If the hospital is willing to acquire your technology, existing license and service agreements should be reviewed to ensure that they can be assigned to the hospital. If custom software is required to enable compatibility, the asset purchase agreement should specifically address these costs.

For purposes of operational continuity, the agreement should also include a provision assigning custody of your medical records to the hospital. Under the federal Health Insurance Portability and Accountability Act and privacy regulations, both the acquiring hospital and the selling physician are “covered entities” subject to the privacy rule requirements. Patients will also need to be notified of the transfer of their records, so the assets purchase agreement should allocate this responsibility.

Finally, because no hospital/physician employment arrangement is “a sure thing,” the asset purchase agreement should include a mechanism to disengage from the arrangement. The unwind provisions should address your ability to reacquire your assets and return to private practice, and it should dovetail with employment agreement and restrictive covenant provisions.

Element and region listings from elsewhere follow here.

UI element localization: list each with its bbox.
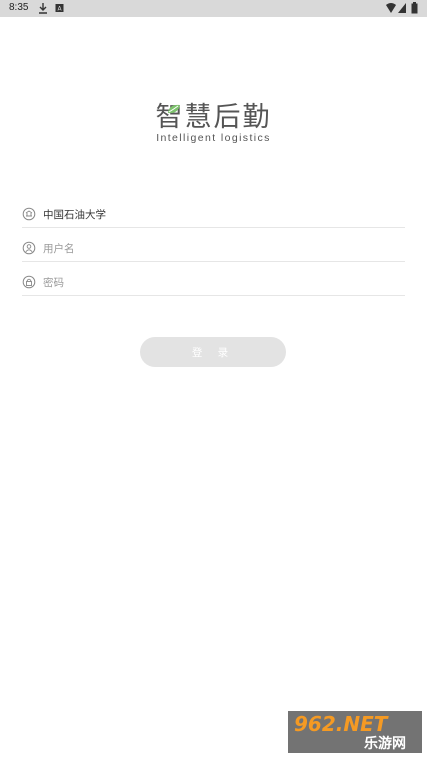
password-field[interactable]: 密码	[22, 269, 405, 296]
password-placeholder: 密码	[43, 277, 64, 289]
battery-icon	[411, 2, 418, 14]
username-field[interactable]: 用户名	[22, 235, 405, 262]
status-bar: 8:35 A	[0, 0, 427, 17]
username-placeholder: 用户名	[43, 243, 75, 255]
wifi-icon	[386, 3, 396, 13]
app-notification-icon: A	[55, 4, 64, 13]
login-button[interactable]: 登 录	[140, 337, 286, 367]
watermark-bottom: 乐游网	[364, 736, 406, 752]
site-watermark: 962.NET 乐游网	[288, 711, 422, 753]
signal-icon	[398, 3, 406, 13]
download-icon	[39, 3, 47, 14]
lock-icon	[22, 275, 36, 289]
school-field[interactable]: 中国石油大学	[22, 201, 405, 228]
logo-subtitle: Intelligent logistics	[156, 132, 271, 144]
status-time: 8:35	[9, 2, 29, 13]
school-value: 中国石油大学	[43, 209, 106, 221]
app-logo: 智慧后勤	[0, 95, 427, 134]
leaf-icon	[168, 104, 180, 114]
user-icon	[22, 241, 36, 255]
school-icon	[22, 207, 36, 221]
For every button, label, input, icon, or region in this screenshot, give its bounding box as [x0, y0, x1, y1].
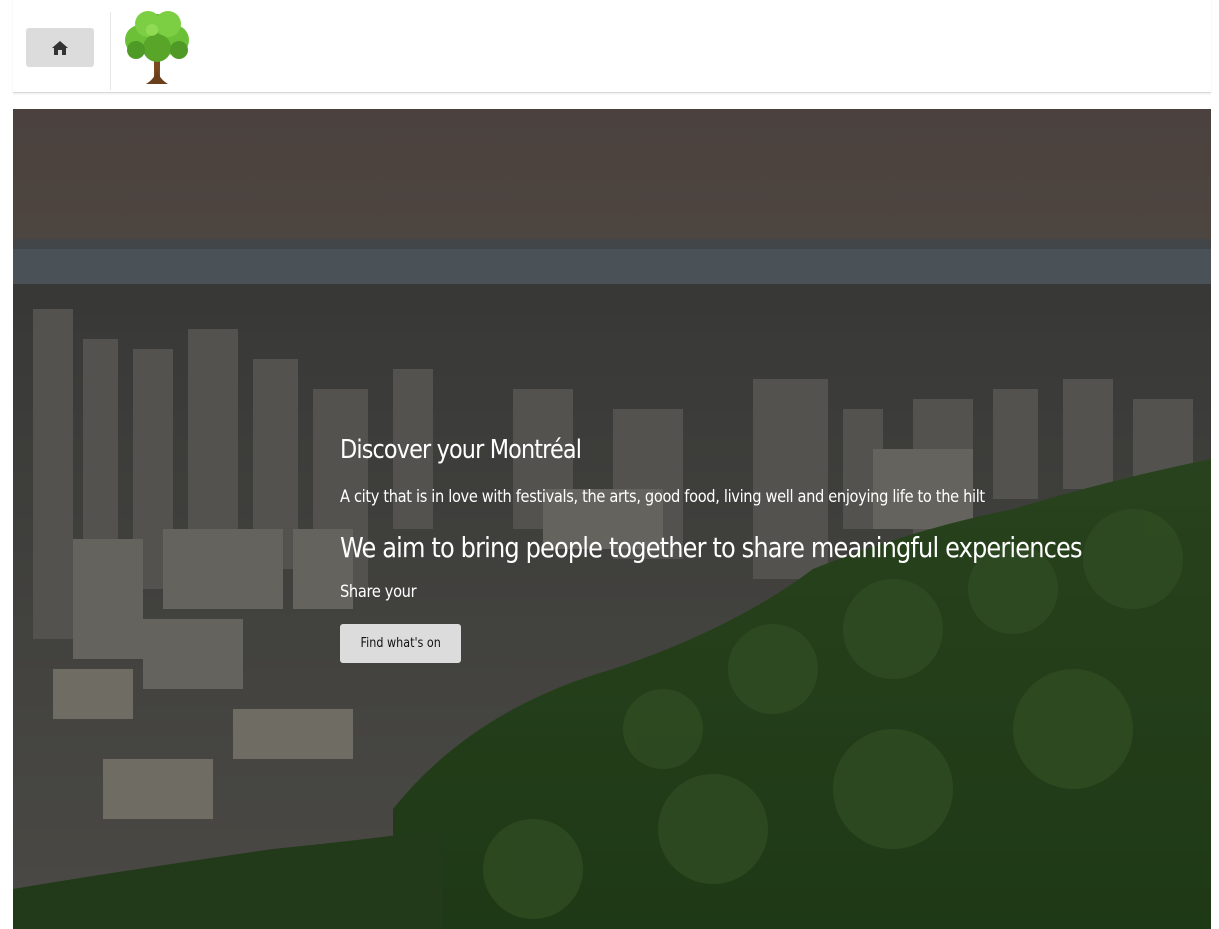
- hero-section: Discover your Montréal A city that is in…: [13, 109, 1211, 929]
- find-whats-on-label: Find what's on: [360, 636, 441, 651]
- hero-mission-heading: We aim to bring people together to share…: [340, 531, 1082, 564]
- navbar-divider: [110, 12, 111, 90]
- hero-title: Discover your Montréal: [340, 435, 582, 465]
- hero-tagline: A city that is in love with festivals, t…: [340, 487, 985, 507]
- home-button[interactable]: [26, 28, 94, 67]
- tree-logo-icon[interactable]: [116, 8, 198, 86]
- home-icon: [52, 40, 68, 55]
- find-whats-on-button[interactable]: Find what's on: [340, 624, 461, 663]
- top-navbar: [13, 0, 1211, 93]
- hero-share-text: Share your: [340, 582, 417, 602]
- hero-content: Discover your Montréal A city that is in…: [340, 435, 1100, 663]
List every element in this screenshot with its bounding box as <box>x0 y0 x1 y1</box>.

The provisions should also clearly spell out when and how the unwind option can be exercised.

The employment agreement
The employment agreement sets the parameters for your ongoing relationship with the hospital and should specifically address issues such as term and termination, compensation, and dispute resolution processes.

Most hospital employment agreements will have a term of not more than 5 years, although 3-year terms are fairly typical. Even with a defined term, however, the typical employment agreement will permit early termination by the hospital, the physician, or both. If the agreement can be terminated “for cause,” the grounds for cause should be spelled out clearly and should be as objective as possible. Also, if the agreement can be terminated prior to the end of the term without cause, sufficient notice should be required to permit you to make new practice arrangements.

Expect productivity to be a key component in your compensation arrangement. Productivity may be measured by charges, collections, or surrogate measures such as relative value units. Compensation plans may also allocate certain direct and indirect practice costs to you as an employee. Performance criteria should be designed to create appropriate incentives, measurable, and reasonably achievable. Any costs allocated to the employed physician should be clearly defined in advance and subject to budgetary limits. Finally, the employment agreement should include an adjustment mechanism if performance targets are not met.

Because disputes are bound to arise in any relationship, a dispute resolution process should be part of the employment agreement. Effective dispute resolution processes may involve formal mediation through an outside service, but informal processes may be more efficient and cost-effective for resolving small disagreements. For example, the agreement may call for certain kinds of disputes to be resolved by a small committee made up of representatives from hospital administration and medical staff members.

Tailored for success
Selling to a hospital and entering into an employment agreement can be an attractive alternative to private practice in these uncertain times. Both parties to the transaction must carefully evaluate their differences and seek to structure the relationship to create incentives for mutual long-term success.